This is the second of a three part post. I just felt that there were too many pictures to put on this post at one time.
Now that the front smocked skirt is attached to the front yoke, it is time to cut the pleating threads. If the threads are cut before the smocked skirt is attached to the yoke, the pleats will relax and will be very difficult to attach. The pleats won't stay taught, they will go to the left and the right and won't look nice.
Pulling out the threads is exciting because you can see what the smocking really looks like!
It is time to attach the front yoke lining. I pin it down on the back with my "extra fine" needles that I love so much.
The piping is lined up along the top row of the smocking, perfect!
Notice how the yoke in the front is high and the bodice in the back is low? Well, the dress pattern tells you exactly how many rows to smock according to the size. The bottom of the smocking matches the bottom of the back bodice. There is an option to smock the back of the dress also. In that case, you would use a high yoke in the back instead of a low bodice.
Now I machine baste the two layers of fabric together around the armhole.
The next step is to attach the sashes to the side seams. The bottom of the sash should be touching the seam that joins the back bodice to the skirt. The top of the sash should be just the seam allowance under the armhole. The seam allowance is 5/8". I form a pleat in the sash facing downward so that the sash fits. It also gives the sash a nicer look.
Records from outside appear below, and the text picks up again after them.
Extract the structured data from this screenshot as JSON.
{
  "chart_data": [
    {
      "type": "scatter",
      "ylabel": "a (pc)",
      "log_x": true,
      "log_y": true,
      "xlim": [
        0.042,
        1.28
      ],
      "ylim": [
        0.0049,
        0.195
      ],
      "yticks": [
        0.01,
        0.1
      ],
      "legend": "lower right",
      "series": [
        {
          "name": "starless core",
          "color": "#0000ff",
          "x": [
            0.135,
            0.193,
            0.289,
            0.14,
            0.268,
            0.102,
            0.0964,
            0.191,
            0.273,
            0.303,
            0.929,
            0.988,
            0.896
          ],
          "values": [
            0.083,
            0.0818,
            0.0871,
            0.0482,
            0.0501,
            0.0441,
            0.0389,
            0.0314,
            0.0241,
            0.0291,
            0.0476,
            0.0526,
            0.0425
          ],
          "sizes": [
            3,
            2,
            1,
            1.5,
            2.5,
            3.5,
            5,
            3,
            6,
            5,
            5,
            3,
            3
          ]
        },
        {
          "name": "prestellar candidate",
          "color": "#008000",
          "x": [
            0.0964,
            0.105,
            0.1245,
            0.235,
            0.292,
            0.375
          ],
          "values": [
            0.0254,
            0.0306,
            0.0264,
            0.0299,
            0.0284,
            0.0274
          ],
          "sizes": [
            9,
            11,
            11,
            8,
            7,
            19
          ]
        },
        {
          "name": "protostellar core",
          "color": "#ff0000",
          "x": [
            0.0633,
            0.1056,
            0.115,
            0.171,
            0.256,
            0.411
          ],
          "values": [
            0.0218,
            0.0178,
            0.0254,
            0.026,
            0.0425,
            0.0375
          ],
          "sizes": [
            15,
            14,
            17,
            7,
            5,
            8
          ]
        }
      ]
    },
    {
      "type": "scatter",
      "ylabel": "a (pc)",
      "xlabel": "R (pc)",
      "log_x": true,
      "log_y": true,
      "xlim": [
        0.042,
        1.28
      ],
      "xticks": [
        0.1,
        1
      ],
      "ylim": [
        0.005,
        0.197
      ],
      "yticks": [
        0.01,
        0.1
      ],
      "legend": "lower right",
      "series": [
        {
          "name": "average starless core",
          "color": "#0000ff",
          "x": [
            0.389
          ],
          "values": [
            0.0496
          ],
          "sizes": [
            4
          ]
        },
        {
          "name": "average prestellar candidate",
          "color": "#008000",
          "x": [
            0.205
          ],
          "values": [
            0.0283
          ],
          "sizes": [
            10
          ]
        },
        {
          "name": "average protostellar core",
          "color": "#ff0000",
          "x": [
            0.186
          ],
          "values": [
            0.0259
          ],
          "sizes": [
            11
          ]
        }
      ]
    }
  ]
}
I always sew a french seam when I am sewing this dress pattern. It encloses the seam and is so easy to do. It does take an extra step though. I sew the side seams wrong sides together, with a l/4" seam. It looks like the seam will show on the right side of the dress. I trim the seam to 1/8" and press it to the side.
Then I turn the dress so that the right sides are together. I pin the side seam again, and sew a 3/8" seam.
Press and you have a french seam, as easy as that!